W3_A1_Ex-2_Layer_sizes_Dimension_of_output_layer

It is about Exercise 2 - layer_sizes. The instruction claims that n_y: the size of the output layer. I am able to do the exercise, but I do not understand why the size of the output layer (n_y) is equal to 2. It is a binary classification and the outputs should be either 0 or 1. Why the size of the output layer can be 2? I do not understand this and cannot visualize it. Also, one the top (in Exercise 1), the instruction also claims that the shape of Y is (1, 400). Why the size of output layer is not 1? Can anyone help? Thanks so much!

Hi, n_y is 1 for the planar dataset, however, it is 2 for the test case used after the layer_sizes function. As you can see, the layer_sizes function is applied to t_X and t_Y, not to X and Y. You can check the result when you applied to X and Y.

t_X, t_Y = layer_sizes_test_case()
(n_x, n_h, n_y) = layer_sizes(t_X, t_Y)

This is quite confusing (why use random data, not mentioned before) and it does not quite work “AssertionError: Wrong result. Expected (7, 4, 5) got (5, 4, 2)”

If it doesn’t work, it means your code is not correct. Please share your full error.

I was hard coding the numbers because how confuse (yet simple) this exercise is.
The scope of work should be better explained here.
Several people had similar issues.

what are t_X and t_Y? How are they related to X.shape and Y.shape?

They aren’t related. Those are just test case values generated by calling that function. They are then passed to your function and the answers are checked.

Within the body of your layer_sizes function, you simply reference the shapes of your input parameters in order to determine the dimensions.

It’s always a mistake to reference global variables within the body of one of our functions here in these courses, if that’s what you are asking.

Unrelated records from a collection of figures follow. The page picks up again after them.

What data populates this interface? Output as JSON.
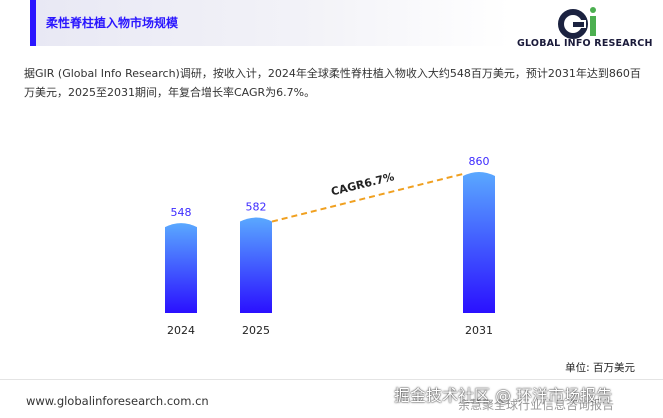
{
  "header": {
    "title": "柔性脊柱植入物市场规模"
  },
  "logo": {
    "text": "GLOBAL INFO RESEARCH"
  },
  "intro": "据GIR (Global Info Research)调研，按收入计，2024年全球柔性脊柱植入物收入大约548百万美元，预计2031年达到860百万美元，2025至2031期间，年复合增长率CAGR为6.7%。",
  "chart_data": {
    "type": "bar",
    "categories": [
      "2024",
      "2025",
      "2031"
    ],
    "values": [
      548,
      582,
      860
    ],
    "annotation": "CAGR6.7%",
    "unit": "单位: 百万美元",
    "colors": {
      "bar_top": "#5aa8ff",
      "bar_bottom": "#2a10ff",
      "label": "#3d2bff",
      "trend": "#f0a020"
    }
  },
  "footer": {
    "url": "www.globalinforesearch.com.cn",
    "watermark_main": "掘金技术社区 @ 环洋市场报告",
    "watermark_faint": "余慧聚全球行业信息咨询报告"
  }
}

I am not sure if I understand. In Ex.4, t_X, parameters = forward_propagation_test_case() are just test cases for function forward propagation. In this test case t_X.shape=(2,3) and parameter[W1].shape =(4,2). So obviously I receive error trying to create Z1=np.dot(W1.T,t_X)+b1. It seems forward_propagation_test_case() are not created correctly.

Remember this rule: To multiply two matrices, the number of columns in the first matrix must match the number of rows in the second matrix.

So, we have W1 (first matrix) and t_X (second matrix). Do you think we need to transpose any of them to match the above rule?

Ok, so I arranged the matrices in the np.dot and no error in Z1 and Z2 calculation. but then in Ex.4 my A2=[[0.21442387 0.21436745 0.21442857]] which is not equal to the expected value A2=[[0.21292656 0.21274673 0.21295976]]. What could be my mistake?

It will be worth checking the equations again:

Z^{[1]} = W^{[1]} X + b^{[1]}

A^{[1]} = \tanh(Z^{[1]})

Z^{[2]} = W^{[2]} A^{[1]} + b^{[2]}

\hat{Y} = A^{[2]} = \sigma(Z^{[2]})

Use sigmoid for A^{[2]}.

Thank you so much for your answer! I had defined A1 with sigmoid instead of tanh! It works well now.

Great

You must have already fixed this if you passed the tests, but there’s another mistake there besides the transpose. Remember what I said in my earlier reply:

In the local scope of the forward_propagation function t_X is a global variable. You should never directly access it: instead reference the relevant parameter of the function, which is X in that case.

I agree with others reporting the same problem while solving Ex. 2: please clarify in the instructions that n_x and n_y should be dynamically determined from the shapes. I was totally focused on solving the flower dataset problem itself that I hardcoded 2,4,1 and got totally confused by the error message.

Alternatively, add a bit of logic to create non-2,4,1 test cases and an assert that informs the user that the return value seems to have been hardcoded (assert … = (2,4,1) ).

On the behalf of some learners coming after me: pretty please?

There is an important lesson here that you are missing. The goal is that we always want to write general purpose code. Why even have the layer_sizes routine if you’re just going to “hard-code” everything to (2, 4, 1)? We could just write one big function that does everything, but then for every problem we have to write everything from scratch instead of having modular support functions that are reusable to solve other problems. We’ll see the best example of this when we get to Week 4 of DLS Course 1, so please stay tuned for that.

Then in later courses (C2 and C4) we will learn to use TensorFlow, which is all written with general purpose functions that can handle any dimensions.